Mengutip pandangan filsuf Marcus Aurelius, Tedi menyatakan bahwa “apa yang seharusnya dilakukan dengan baik tidak layak dipuji, karena itu memang kewajiban.” Ia menilai, perencanaan yang baik dan pelaksanaan yang efektif seharusnya menjadi target dasar pemerintahan, bukan prestasi luar biasa. “Kalau target tercapai, itu bukan prestasi, itu tanggung jawab. Yang perlu dipuji adalah keberanian memperbaiki ketika target tidak tercapai,” tegasnya.
Tedi juga menyinggung sindiran Rocky Gerung tentang budaya presentasi di birokrasi. “Rocky bilang, orang yang suka pakai power point biasanya tidak punya power dan tidak punya point,” katanya sambil tersenyum. “Saya kira itu relevan di sini. Banyak rencana Pemerintah berhenti di layar proyektor, penuh warna dan jargon, tapi tak menyentuh problem defisit dan ketimpangan riil.”
Lebih jauh, ia menjelaskan bahwa secara metodologis, kualitas perencanaan tidak bisa hanya dinilai dari dokumen RPJMD atau Renstra.
“Perencanaan yang baik harus terukur dari output dan outcome-nya: apakah mampu menekan defisit, memperbaiki efisiensi anggaran, dan meningkatkan kesejahteraan warga,” ujarnya.
“Kalau realitasnya justru defisit meningkat dan opini keuangan stagnan di WDP, maka perencanaannya perlu ditinjau ulang, bukan diberi penghargaan.” ungkapnya.
Dalam pandangan Tedi Yusnanda, penghargaan atas perencanaan seharusnya dijadikan bahan refleksi, bukan kebanggaan berlebihan. Ia menilai bahwa penghargaan bisa menjadi pengingat agar Pemerintah memperkuat integrasi antara tahap perencanaan, penganggaran, dan pelaksanaan pembangunan.
“Kita tidak menolak apresiasi, tetapi jangan sampai penghargaan itu mengaburkan evaluasi. Karena pembangunan yang baik diukur dari keberhasilan memecahkan masalah, bukan dari banyaknya piagam yang diterima,” tegasnya.

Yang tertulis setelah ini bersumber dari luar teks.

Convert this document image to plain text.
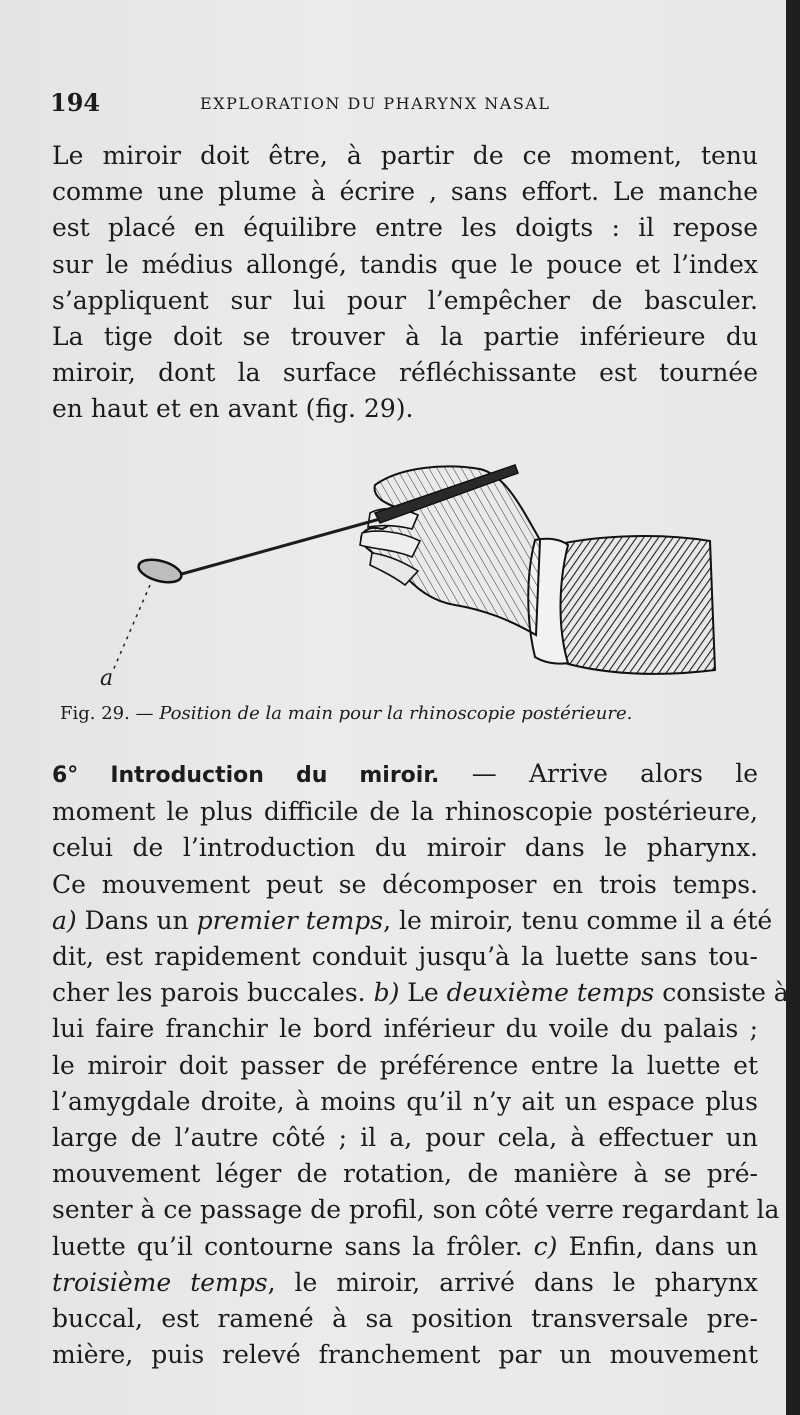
194	EXPLORATION DU PHARYNX NASAL
Le miroir doit être, à partir de ce moment, tenu
comme une plume à écrire , sans effort. Le manche
est placé en équilibre entre les doigts : il repose
sur le médius allongé, tandis que le pouce et l’index
s’appliquent sur lui pour l’empêcher de basculer.
La tige doit se trouver à la partie inférieure du
miroir, dont la surface réfléchissante est tournée
en haut et en avant (fig. 29).
a
Fig. 29. — Position de la main pour la rhinoscopie postérieure.
6° Introduction du miroir. — Arrive alors le
moment le plus difficile de la rhinoscopie postérieure,
celui de l’introduction du miroir dans le pharynx.
Ce mouvement peut se décomposer en trois temps.
a) Dans un premier temps, le miroir, tenu comme il a été
dit, est rapidement conduit jusqu’à la luette sans tou-
cher les parois buccales. b) Le deuxième temps consiste à
lui faire franchir le bord inférieur du voile du palais ;
le miroir doit passer de préférence entre la luette et
l’amygdale droite, à moins qu’il n’y ait un espace plus
large de l’autre côté ; il a, pour cela, à effectuer un
mouvement léger de rotation, de manière à se pré-
senter à ce passage de profil, son côté verre regardant la
luette qu’il contourne sans la frôler. c) Enfin, dans un
troisième temps, le miroir, arrivé dans le pharynx
buccal, est ramené à sa position transversale pre-
mière, puis relevé franchement par un mouvement
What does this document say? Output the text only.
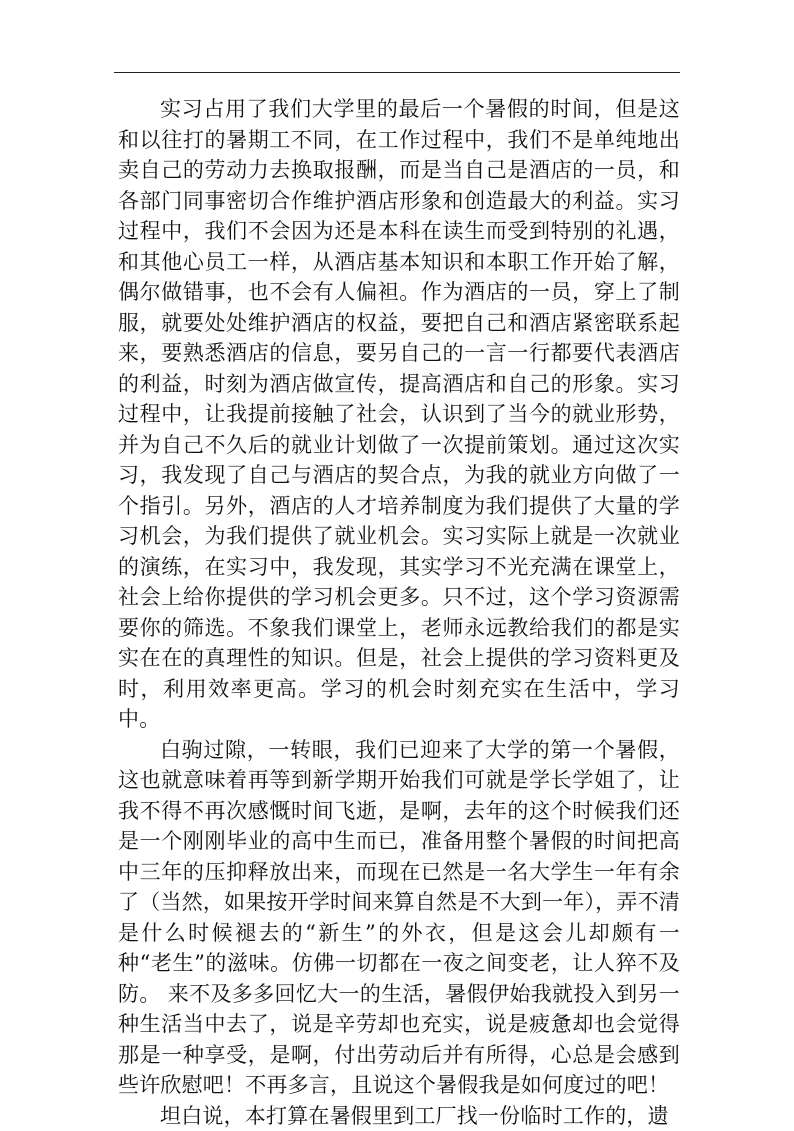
实习占用了我们大学里的最后一个暑假的时间，但是这和以往打的暑期工不同，在工作过程中，我们不是单纯地出卖自己的劳动力去换取报酬，而是当自己是酒店的一员，和各部门同事密切合作维护酒店形象和创造最大的利益。实习过程中，我们不会因为还是本科在读生而受到特别的礼遇，和其他心员工一样，从酒店基本知识和本职工作开始了解，偶尔做错事，也不会有人偏袒。作为酒店的一员，穿上了制服，就要处处维护酒店的权益，要把自己和酒店紧密联系起来，要熟悉酒店的信息，要另自己的一言一行都要代表酒店的利益，时刻为酒店做宣传，提高酒店和自己的形象。实习过程中，让我提前接触了社会，认识到了当今的就业形势，并为自己不久后的就业计划做了一次提前策划。通过这次实习，我发现了自己与酒店的契合点，为我的就业方向做了一个指引。另外，酒店的人才培养制度为我们提供了大量的学习机会，为我们提供了就业机会。实习实际上就是一次就业的演练，在实习中，我发现，其实学习不光充满在课堂上，社会上给你提供的学习机会更多。只不过，这个学习资源需要你的筛选。不象我们课堂上，老师永远教给我们的都是实实在在的真理性的知识。但是，社会上提供的学习资料更及时，利用效率更高。学习的机会时刻充实在生活中，学习中。

白驹过隙，一转眼，我们已迎来了大学的第一个暑假，这也就意味着再等到新学期开始我们可就是学长学姐了，让我不得不再次感慨时间飞逝，是啊，去年的这个时候我们还是一个刚刚毕业的高中生而已，准备用整个暑假的时间把高中三年的压抑释放出来，而现在已然是一名大学生一年有余了（当然，如果按开学时间来算自然是不大到一年），弄不清是什么时候褪去的“新生”的外衣，但是这会儿却颇有一种“老生”的滋味。仿佛一切都在一夜之间变老，让人猝不及防。 来不及多多回忆大一的生活，暑假伊始我就投入到另一种生活当中去了，说是辛劳却也充实，说是疲惫却也会觉得那是一种享受，是啊，付出劳动后并有所得，心总是会感到些许欣慰吧！不再多言，且说这个暑假我是如何度过的吧！

坦白说，本打算在暑假里到工厂找一份临时工作的，遗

Ia menutup dengan mengutip filsuf eksistensialis Søren Kierkegaard, bahwa “kebenaran bukan untuk ditemukan, melainkan untuk dihidupi.” Menurutnya, kebenaran pembangunan hanya akan tampak bila rencana yang disusun benar-benar hidup dalam praktik dan dirasakan manfaatnya oleh rakyat.
“Selama defisit masih terjadi, opini WDP belum berubah, dan masyarakat belum merasakan hasil dari rencana itu, maka kebenaran pembangunan itu belum dihidupi,” tegas Tedi.
“Dan selembar piagam berbingkai emas belum cukup untuk menutupi kenyataan itu.” pungkas Tedi.